Pin-up photographs of beautiful, sexy film stars are traditionally popular. The IIT boys, one can presume, are brainier than soldiers and found the trapped panthers more appealing than curvaceous Bollywood stars. Anyone who lived in the concrete jungles of Mumbai, would be interested in prowling leopards in the neighbourhood provided they did not get too close. Yet, there is something pathetic in these noble animals, leaving their natural haunts and searching for food in housing societies. People in Powai often spoke of bada billa (big cats) scrounging municipality trashcans for crumbs. Acute hunger made them snatch dogs, fowl and even small kids.
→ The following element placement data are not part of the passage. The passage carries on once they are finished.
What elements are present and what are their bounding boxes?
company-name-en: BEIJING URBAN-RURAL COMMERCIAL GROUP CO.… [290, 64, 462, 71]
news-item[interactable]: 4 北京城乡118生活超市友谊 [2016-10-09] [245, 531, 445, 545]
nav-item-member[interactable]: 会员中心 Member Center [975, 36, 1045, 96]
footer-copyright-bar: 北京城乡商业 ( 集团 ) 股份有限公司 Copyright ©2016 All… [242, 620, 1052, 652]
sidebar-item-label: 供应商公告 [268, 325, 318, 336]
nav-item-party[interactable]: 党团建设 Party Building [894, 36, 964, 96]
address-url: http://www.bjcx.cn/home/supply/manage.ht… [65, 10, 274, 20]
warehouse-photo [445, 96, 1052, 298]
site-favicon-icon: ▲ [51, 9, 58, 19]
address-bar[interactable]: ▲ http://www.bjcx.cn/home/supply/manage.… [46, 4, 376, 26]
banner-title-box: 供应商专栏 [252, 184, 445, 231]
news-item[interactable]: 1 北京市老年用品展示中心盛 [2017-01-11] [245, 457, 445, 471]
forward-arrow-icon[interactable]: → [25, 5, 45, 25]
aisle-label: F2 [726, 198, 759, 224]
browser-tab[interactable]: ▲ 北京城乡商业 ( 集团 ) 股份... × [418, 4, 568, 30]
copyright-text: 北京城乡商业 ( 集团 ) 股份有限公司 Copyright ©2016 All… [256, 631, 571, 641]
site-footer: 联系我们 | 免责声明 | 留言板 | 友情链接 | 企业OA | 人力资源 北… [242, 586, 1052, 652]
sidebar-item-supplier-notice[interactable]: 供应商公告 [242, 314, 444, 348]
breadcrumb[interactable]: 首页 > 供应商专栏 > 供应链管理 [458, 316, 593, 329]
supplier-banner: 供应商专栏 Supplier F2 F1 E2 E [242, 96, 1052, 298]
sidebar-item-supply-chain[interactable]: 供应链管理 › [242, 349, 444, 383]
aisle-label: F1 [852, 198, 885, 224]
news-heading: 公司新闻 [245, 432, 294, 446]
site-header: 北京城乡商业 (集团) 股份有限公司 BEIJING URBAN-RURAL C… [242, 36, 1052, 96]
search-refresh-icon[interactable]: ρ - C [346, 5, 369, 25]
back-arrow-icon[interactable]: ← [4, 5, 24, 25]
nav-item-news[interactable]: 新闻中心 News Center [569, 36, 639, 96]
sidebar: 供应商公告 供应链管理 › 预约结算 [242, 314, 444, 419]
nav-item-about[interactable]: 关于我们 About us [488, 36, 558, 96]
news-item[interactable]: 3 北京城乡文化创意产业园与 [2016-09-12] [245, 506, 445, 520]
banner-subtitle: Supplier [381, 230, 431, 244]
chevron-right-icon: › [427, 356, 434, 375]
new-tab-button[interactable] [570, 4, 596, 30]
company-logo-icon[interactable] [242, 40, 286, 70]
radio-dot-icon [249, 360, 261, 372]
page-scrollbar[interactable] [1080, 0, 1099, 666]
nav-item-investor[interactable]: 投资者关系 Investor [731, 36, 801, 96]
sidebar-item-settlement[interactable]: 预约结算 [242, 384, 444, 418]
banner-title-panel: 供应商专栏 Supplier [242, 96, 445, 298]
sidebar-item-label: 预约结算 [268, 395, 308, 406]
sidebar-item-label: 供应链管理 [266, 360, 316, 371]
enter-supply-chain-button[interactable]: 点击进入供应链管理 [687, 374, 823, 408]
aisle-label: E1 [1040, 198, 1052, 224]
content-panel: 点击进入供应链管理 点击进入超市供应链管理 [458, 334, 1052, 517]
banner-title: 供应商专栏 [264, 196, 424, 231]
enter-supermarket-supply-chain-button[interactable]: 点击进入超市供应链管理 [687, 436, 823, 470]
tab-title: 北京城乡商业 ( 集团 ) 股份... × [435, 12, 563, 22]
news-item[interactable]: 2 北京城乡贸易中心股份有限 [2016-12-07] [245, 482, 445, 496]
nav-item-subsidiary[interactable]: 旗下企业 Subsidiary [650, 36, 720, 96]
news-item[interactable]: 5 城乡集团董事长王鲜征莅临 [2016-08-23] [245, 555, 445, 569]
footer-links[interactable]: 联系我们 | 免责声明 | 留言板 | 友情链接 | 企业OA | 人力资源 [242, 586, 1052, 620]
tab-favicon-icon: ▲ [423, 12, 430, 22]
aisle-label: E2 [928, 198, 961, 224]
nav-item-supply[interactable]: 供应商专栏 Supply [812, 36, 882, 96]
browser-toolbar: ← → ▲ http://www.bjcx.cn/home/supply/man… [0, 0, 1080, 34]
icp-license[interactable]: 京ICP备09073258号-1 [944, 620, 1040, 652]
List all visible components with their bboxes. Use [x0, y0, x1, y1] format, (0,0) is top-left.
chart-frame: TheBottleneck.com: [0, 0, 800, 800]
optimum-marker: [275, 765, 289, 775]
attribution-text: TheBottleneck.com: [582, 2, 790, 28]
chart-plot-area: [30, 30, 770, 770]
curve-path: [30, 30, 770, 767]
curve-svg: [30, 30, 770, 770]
The IIT students should do more than put up posters of trapped leopards. Why not launch a movement to protect the panthers, control the encroachments and see to it that the Sanjay Gandhi National Park provides enough food for the animals? The average citizen of Mumbai, though saddened by the deaths of the young boys killed by panthers, has not resorted to killing the intruders. The panthers were trapped by trained people and then released in the protected areas. If these protected areas are really protected with enough prey for the leopards, their excursions into Powai housing colonies would stop. And the IIT students can go back to pin- ups of Pamela Anderson and Rani Mukherjee!